Yoyo turns her head when she hears the patio door open. I don’t even have to look at her to know that she is arching her back, flexing her toes. Probably smirking. Definitely watching my stepbrothers, Chance and Jack, as they circle the far end of the swimming pool.
“Mmmm-hmmm,” she sighs to herself, shifting on the cushions.
“Why don’t you just keep your eyeballs in your head?” I remark, mostly because
I think she can’t hear me.
“Why don’t you be a good friend and set me up with one of your big brothers?” she shoots back, casting a sidelong smirk in my direction.
I wince, embarrassed that she heard my snarky comment. But she is over it already, I can tell. Her toes open a little and I see the tendons behind her knees flex. Shit. This girl is totally transfixed.
I mean, I get it. Chance and Jack are ridiculously perfect specimens of manhood. Twenty-three and gorgeous, despite the fact that they live with their parents… Well, with their dad and my mom. We are one of those blended families, I guess. Blended like a bag of candy. Blended like a tropical drink.
My mom raised me by herself, assisted by the practically anonymous donations of my birth father, some rich dude who never troubled himself to turn back up again. That’s how we got this kick-ass house in Evanston with the inground pool and a nice new car every year. But please don’t feel bad for me. I never missed him. I never knew him, so how could I miss what I never knew?
Their dad met my mom at a real estate seminar in California wine country. Somewhere between the Chardonnay and the guest speakers painting convincing pictures of attainable real estate fortunes, they decided it would be cool to hitch our families together. Nobody asked me, and nobody asked my brand-new big brothers either.
But that was five years ago already. Mom and “Newdad” are actually happy together. Chance and Jack seem happy too. And I guess having them around made me a much more popular lady during high school. Suddenly everybody wanted to be my friend, especially if they could drop by and run into my brothers.
“I don’t even know how you can stand it,” Yoyo mutters, barely under her breath. “Under the same roof? How do you even control yourself? You must have nerves of steel!”
They are not looking at us, but I know they can see us. They might even be able to hear what Yoyo is saying about them. I bet they can. It looks like Jack is almost smirking. They sure do seem to show up without shirts on every time I have friends over.
“You get used to it,” I mutter back.
“Nerves of steel!” she says again, grinding her hips just a little.
Her voice is just barely in the audible range, and I see Jack shoot her a look, his steely gray eyes ricocheting off the mound of her bright pink bikini bottoms. I know it was meant to attract his attention, and it looks like it did the job.
But he twists around immediately, picking a foam football off the nearest table and chucking it toward his brother across the pool. Chance catches it in one hand, cupping it automatically to his chest. The sun and sweat glisten off his silky, chiseled torso as he flexes. He raises his other hand to push a disheveled lock of hair off his forehead.
Chance twists lithely to launch a side-armed return of the ball to Jack. Yoyo and I watch in silent concentration as they begin a vigorous game of catch across the expanse of the water.

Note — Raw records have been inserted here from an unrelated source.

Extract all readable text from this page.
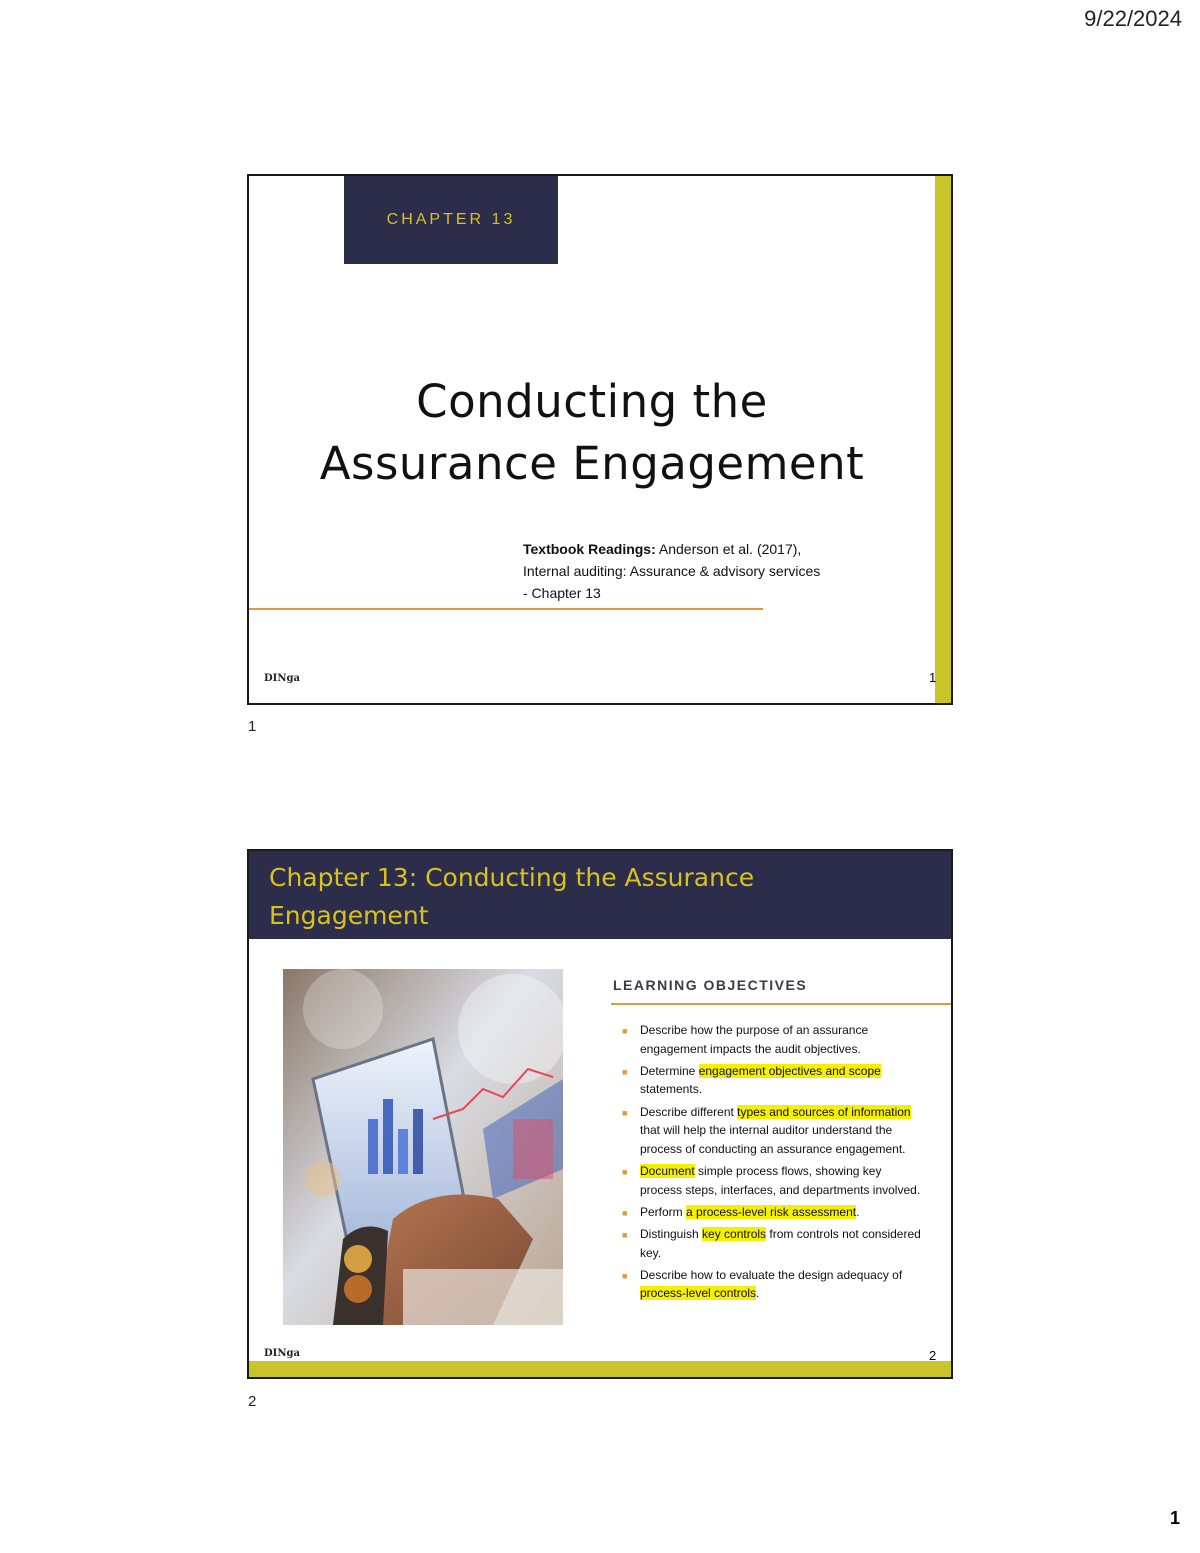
9/22/2024
CHAPTER 13
Conducting the
Assurance Engagement
Textbook Readings: Anderson et al. (2017),
Internal auditing: Assurance & advisory services
- Chapter 13
DINga	1
1
Chapter 13: Conducting the Assurance Engagement
LEARNING OBJECTIVES
■ Describe how the purpose of an assurance engagement impacts the audit objectives.
■ Determine engagement objectives and scope statements.
■ Describe different types and sources of information that will help the internal auditor understand the process of conducting an assurance engagement.
■ Document simple process flows, showing key process steps, interfaces, and departments involved.
■ Perform a process-level risk assessment.
■ Distinguish key controls from controls not considered key.
■ Describe how to evaluate the design adequacy of process-level controls.
DINga	2
2
1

I didn’t always feel this way, but I have to admit that this is hard to watch without… squirming. Those muscles that ripple under their skin, the strength in their hands as they throw and catch that stupid little ball… It all sends vibrations through me like someone snapping a rubber band over and over again against my belly button. I feel a kind of emptiness, a hunger deep in the pit of my gut.
“Come on, you can tell me,” Yoyo continues. “You think they’re hot, right? I mean, you’ve got eyes!”
“I don’t know. What does hot even mean?”
Yoyo rolls suddenly onto her side so she can stare right at me. Her eyes are wide with excitement and thirst.
“Hot is… shit, girl! Hot is HOT. Hot is those muscles. Hot is those squinty eyes. Hot is that lickable stubble. Hot is that—”
“Okay!” I interrupt. “Keep your voice down!”
She flares her nostrils and purses her lips at me. “Yeah, you know what hot is,” she purrs suggestively. “I bet you’re thinking about it right now, aren’t you? I bet your sweet spot is all nice and tingly, ain’t it?”
I roll my eyes, but my knees instinctively clamp together and I can kinda tell that she’s right. There’s definitely something going on in my nethers. It might be wrong, but looking at them lately just seems to activate something in me. Something I am finding it harder and harder to turn off.
“You know it’s not wrong,” she sighs.
“I need to flip over, Yoyo. Can you move your cell?”
“I mean you’re not even really related. Not by blood or anything.”
“That’s nice,” I answer automatically, propping myself up on my elbows.
“So you can admit it. That you’re hot for one of them. Or even both?”